Sehr früh aufstehen heißt es für den Tiermarkt, wo ab fünf Uhr früh Hühner, Ziegen und Dromedare begutachtet und gehandelt werden. Und ein echter Geheimtipp ist die Werft, auf der die Familie Al Mansouri noch ganz traditionell aus Teakholz Dhaus baut - Handelsschiffe, wie sie seit tausend Jahren die afrikanische Ostküste bis Sansibar entlang segeln.

Echte Kamelrennen mit der Spielekonsole

Deutsche Familienväter gehen am Samstag ins Fußballstadion. Arabische Papas sind derweil beim Kamelrennen. Die sind in allen Emiraten ein beliebtes Spektakel. Die Rennbahn in Ras Al Khaimah gehört zu den besten am Golf. Tatsächlich ist es ein wirklich aufregender Anblick, wenn Dutzende Dromedare aus ihrer Startbox stürmen und auf die langgestreckte Sandbahn einbiegen.

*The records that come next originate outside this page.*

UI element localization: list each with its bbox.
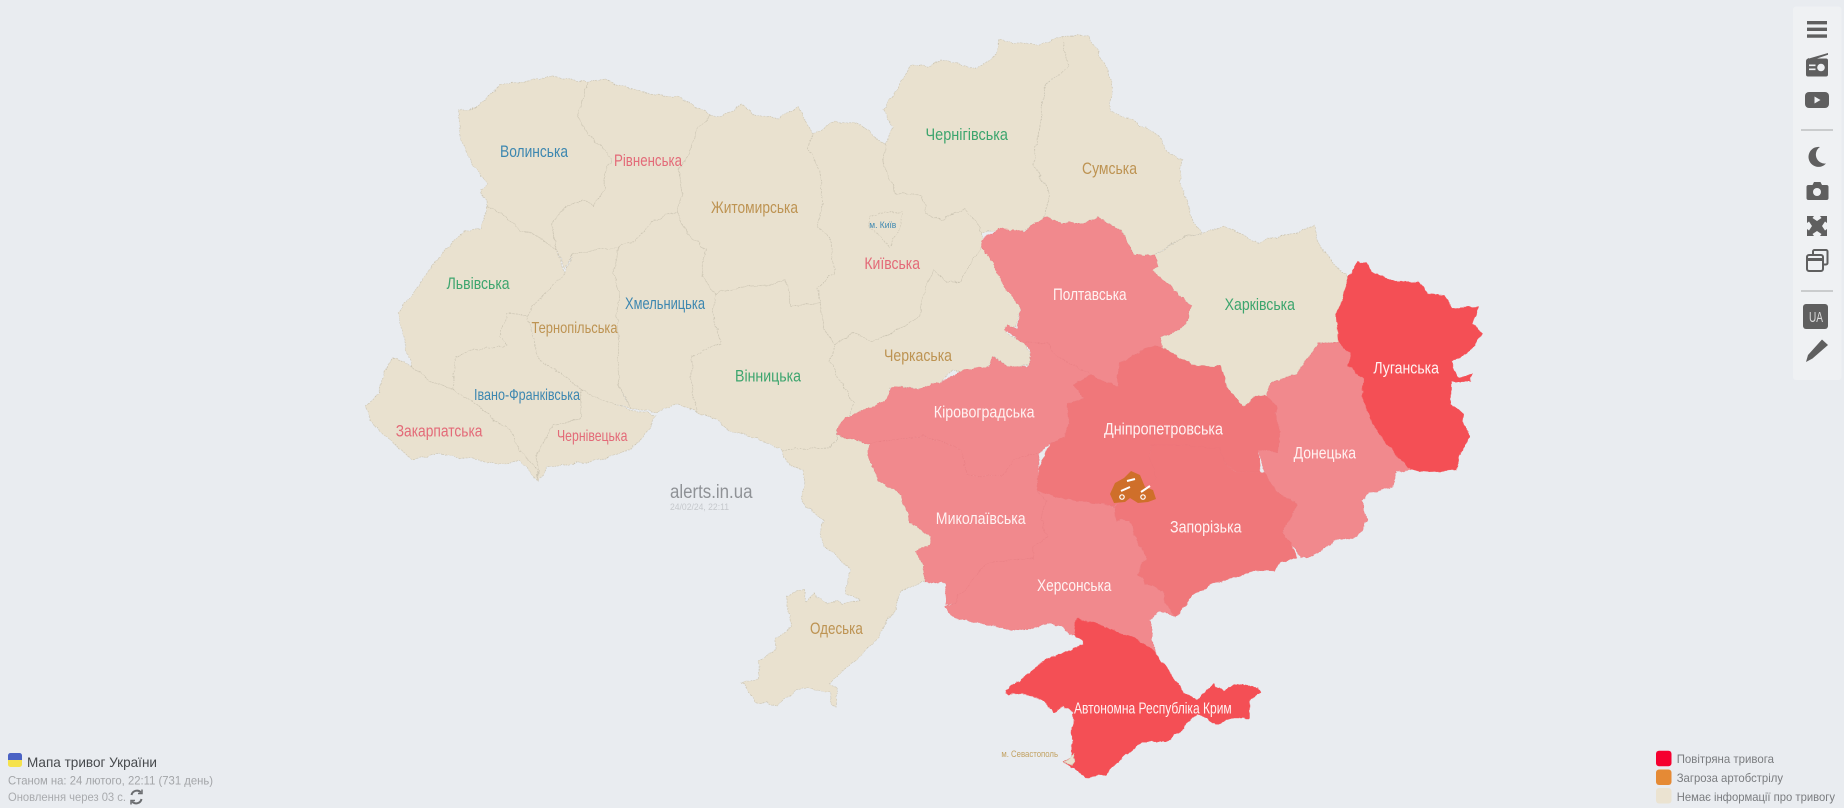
legend: [1656, 751, 1835, 804]
region shape: Poltava: [980, 217, 1191, 387]
update line: Оновлення через 03 с.: [8, 790, 126, 804]
region shape: Zaporizhzhia: [1115, 445, 1299, 617]
icon: Ukrainian flag: [8, 753, 22, 767]
watermark: alerts.in.ua: [670, 482, 753, 512]
label: Chernihiv: Чернігівська: [926, 125, 1008, 144]
region shape: Zakarpattia: [367, 357, 539, 482]
status line: Станом на: 24 лютого, 22:11 (731 день): [8, 774, 213, 788]
legend item: air alert: Повітряна тривога: [1677, 752, 1774, 766]
region shape: Ivano-Frankivsk: [454, 313, 581, 482]
label: Kharkiv: Харківська: [1225, 295, 1295, 314]
region shape: Sevastopol: [1064, 754, 1076, 765]
label: Ivano-Frankivsk: Івано-Франківська: [474, 387, 580, 404]
label: Chernivtsi: Чернівецька: [557, 428, 627, 445]
legend item: no info: Немає інформації про тривогу: [1677, 790, 1835, 804]
divider: [1801, 130, 1833, 291]
label: Khmelnytskyi: Хмельницька: [625, 294, 705, 313]
region shape: Sumy: [1033, 35, 1202, 255]
label: Volyn: Волинська: [500, 142, 568, 161]
region shape: Kherson: [945, 490, 1175, 657]
region shape: Kharkiv: [1152, 225, 1349, 407]
region shape: Crimea: [1006, 618, 1261, 778]
icon: camera: [1806, 182, 1828, 200]
label: Zakarpattia: Закарпатська: [396, 422, 483, 440]
label: Dnipropetrovsk: Дніпропетровська: [1104, 420, 1223, 438]
label: Vinnytsia: Вінницька: [735, 366, 801, 386]
region shape: Zhytomyr: [677, 105, 834, 307]
label: Kyiv city: м. Київ: [869, 220, 896, 231]
region shape: Odesa: [741, 435, 931, 707]
region shape: Kyiv city: [868, 212, 902, 248]
icon: fullscreen arrows: [1807, 216, 1827, 236]
label: Kirovohrad: Кіровоградська: [934, 402, 1035, 422]
region shape: Mykolaiv: [868, 437, 1048, 605]
watermark: alerts.in.ua: 24/02/24, 22:11: [670, 502, 729, 512]
icon: windows: [1807, 250, 1828, 271]
icon: dark mode moon: [1808, 147, 1826, 167]
region shape: Kirovohrad: [837, 342, 1091, 477]
label: Lviv: Львівська: [447, 274, 510, 293]
region shape: Khmelnytskyi: [614, 212, 720, 412]
region shape: Volyn: [459, 77, 611, 250]
region shape: Cherkasy: [830, 247, 1031, 430]
label: Mykolaiv: Миколаївська: [936, 509, 1026, 528]
label: Rivne: Рівненська: [614, 151, 682, 170]
legend item: artillery threat: Загроза артобстрілу: [1677, 771, 1783, 785]
region name labels: [396, 125, 1439, 760]
label: Donetsk: Донецька: [1294, 444, 1356, 462]
icon: pencil: [1806, 340, 1828, 362]
map of Ukraine regions: [367, 35, 1483, 778]
label: Sevastopol: м. Севастополь: [1001, 749, 1058, 760]
label: Sumy: Сумська: [1082, 159, 1137, 178]
language button: [1803, 304, 1828, 329]
artillery threat area: [1110, 471, 1156, 503]
region shape: Vinnytsia: [691, 280, 853, 450]
icon: refresh: [131, 790, 142, 804]
language button: UA: [1809, 309, 1823, 326]
region shape: Chernivtsi: [536, 390, 655, 482]
label: Odesa: Одеська: [810, 619, 863, 638]
label: Zhytomyr: Житомирська: [711, 198, 798, 217]
region shape: Ternopil: [527, 247, 631, 408]
icon: menu: [1807, 21, 1827, 38]
heading: Мапа тривог України: [27, 754, 157, 770]
label: Crimea: Автономна Республіка Крим: [1074, 700, 1232, 718]
label: Luhansk: Луганська: [1373, 358, 1439, 378]
label: Cherkasy: Черкаська: [884, 346, 952, 365]
region shape: Donetsk: [1258, 343, 1412, 558]
region shape: Dnipropetrovsk: [1037, 347, 1280, 507]
label: Kherson: Херсонська: [1037, 576, 1112, 595]
toolbar panel: [1793, 6, 1842, 380]
icon: radio: [1806, 53, 1828, 76]
title block: [8, 753, 213, 804]
region shape: Luhansk: [1336, 262, 1483, 472]
region shape: Kyiv oblast: [808, 122, 982, 345]
label: Poltava: Полтавська: [1053, 285, 1127, 304]
label: Zaporizhzhia: Запорізька: [1170, 518, 1242, 536]
label: Ternopil: Тернопільська: [532, 320, 618, 337]
region shape: Rivne: [552, 80, 711, 268]
icon: video: [1805, 92, 1829, 108]
region shape: Chernihiv: [883, 37, 1069, 233]
watermark: alerts.in.ua: alerts.in.ua: [670, 482, 753, 503]
region shape: Lviv: [398, 207, 565, 390]
label: Kyiv oblast: Київська: [864, 254, 920, 273]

Was für eine Stimmung, wenn sie schließlich vor der Ziellinie die Wettbewerber abzuschütteln suchen

Um die Jockeys muss sich dabei niemand Sorgen machen. Früher waren das meist Kinder, heute hocken auf den Kamelen kleine Reitroboter. Deren Eigner steuern sie mit supermodernen Konsolen, während sie mit ihrem SUV neben der Bahn herfahren. Rennsaison ist von Oktober bis April, jeden Freitag und Samstag von 6.30 bis 10 Uhr.

Weitere Informationen:

  • Wetter: Die Mittagstemperaturen in Ras Al Khaimah liegen im Januar bei 25 Grad, das Wasser ist 23 Grad warm.
  • Ausflüge: Trips organisieren die Hotels oder zum Beispiel Challenging Adventure, www.challengingadventure.com sowie Arabian Incentive, www.arabianincentive.com, Tel. 00971/50/227-4319. Der neue Klettersteig hat die Webseite www.jebeljais.ae.
  • Als Frau unterwegs: Im Emirat Ras Al Khaimah gelten für Frauen ähnliche Richtlinien wie in allen Vereinigten Arabischen Emiraten. Sie dürfen sich frei bewegen, auch ohne männliche Begleitung. Vorsicht ist nur bei Taxifahrten oder Spaziergängen nach Einbruch der Dunkelheit geboten. Hinsichtlich der Kleidung sind sind schulterfreie Oberteile, kurze Röcke oder Hotpants ein No-Go. Je weniger nackte Haut, desto besser. Am privaten Strand oder Hotelpool sind Bikinis erlaubt -  bitte aber keine Tangas tragen oder das Bikini-Oberteil ablegen.